つまり、禁煙後の生活は、苦しい味気ない毎日ではなくて、幸せを感じやすく、
ストレスが和らぎやすい、リラックスした日々なのです。
さて、皆さんはここまで読んで、リセット禁煙についてどのような印象をもた
れたでしょうか。喫煙者の心の奥を垣間見た気になった人も多いのではと思いま
す。この方法は、いったん興味を抱いて一歩中に踏み入れば、緻密に組み立てら
れた説明と質問のコンビネーションにより、ぐいぐいと気づきの連鎖が起こり、
喫煙者の隠されていた本当の姿があらわとなってくる強力な方法です。
ということは、後は、日常会話の中でいかに禁煙に興味を持ってもらうかが課
題だといえるでしょう。
私はそれに適した汎用的なスキルが、「動機づけ面接法」だと思います。

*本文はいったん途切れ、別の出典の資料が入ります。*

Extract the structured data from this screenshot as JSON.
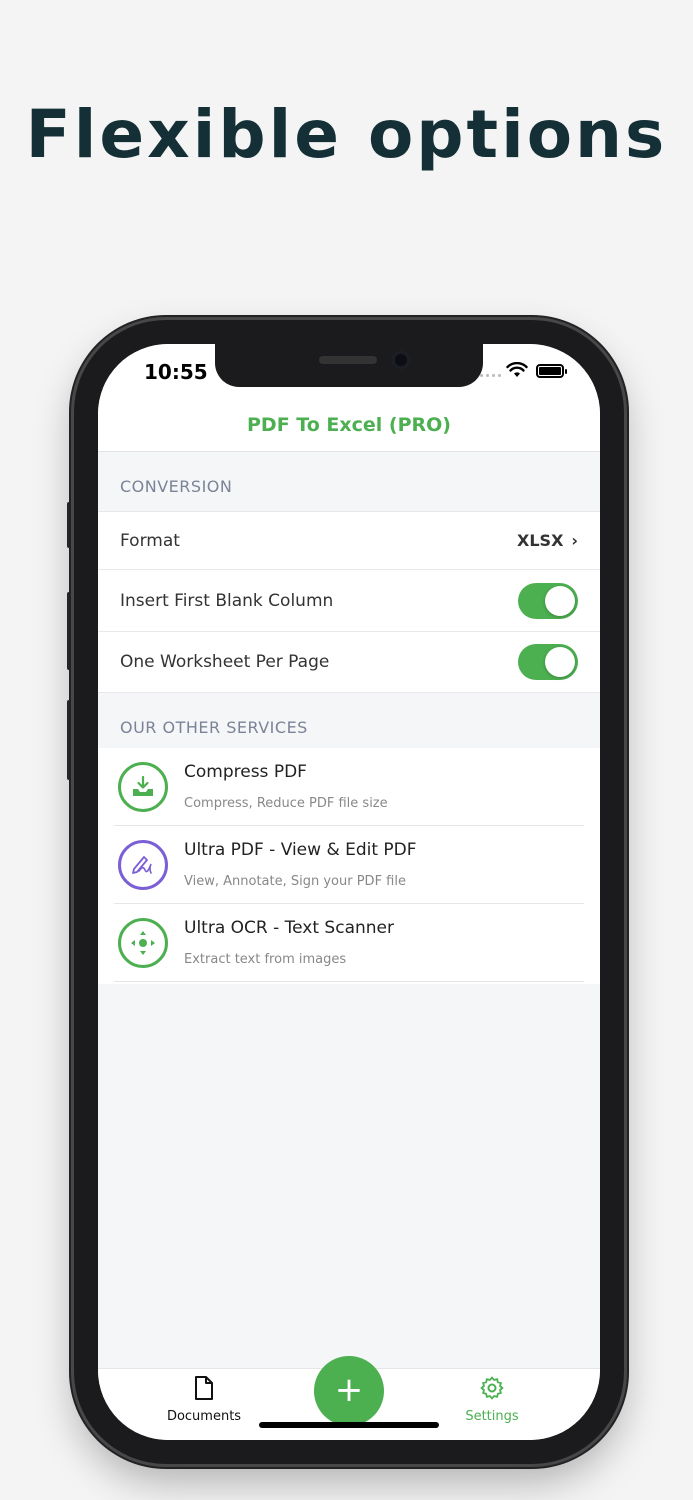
{
  "headline": "Flexible options",
  "status_bar": {
    "time": "10:55"
  },
  "nav": {
    "title": "PDF To Excel (PRO)"
  },
  "conversion": {
    "header": "CONVERSION",
    "format_label": "Format",
    "format_value": "XLSX",
    "blank_column_label": "Insert First Blank Column",
    "blank_column_on": true,
    "worksheet_label": "One Worksheet Per Page",
    "worksheet_on": true
  },
  "services": {
    "header": "OUR OTHER SERVICES",
    "items": [
      {
        "name": "Compress PDF",
        "description": "Compress, Reduce PDF file size",
        "icon": "compress-download-icon"
      },
      {
        "name": "Ultra PDF - View & Edit PDF",
        "description": "View, Annotate, Sign your PDF file",
        "icon": "signature-pen-icon"
      },
      {
        "name": "Ultra OCR - Text Scanner",
        "description": "Extract text from images",
        "icon": "scan-arrows-icon"
      }
    ]
  },
  "tabbar": {
    "documents_label": "Documents",
    "settings_label": "Settings",
    "fab_label": "+"
  },
  "colors": {
    "accent": "#4caf50",
    "headline": "#143036",
    "purple": "#7a5fd6",
    "section_text": "#7b8397"
  }
}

私の
コーチとしての目から見ると、動機づけ面接法は、コーチングの積極性と来談者
中心療法の受容性を併せ持つ、まさに動機づけにぴったりな方法に思えます。こ
の方法がもともと、薬物依存者の面接法として発達してきたこともうなづけます。
もし、デューラ(出産・育児コーチ)が、リセット禁煙と動機づけ面接の二つのス
キルを手にしたとしたら。とても楽しみです。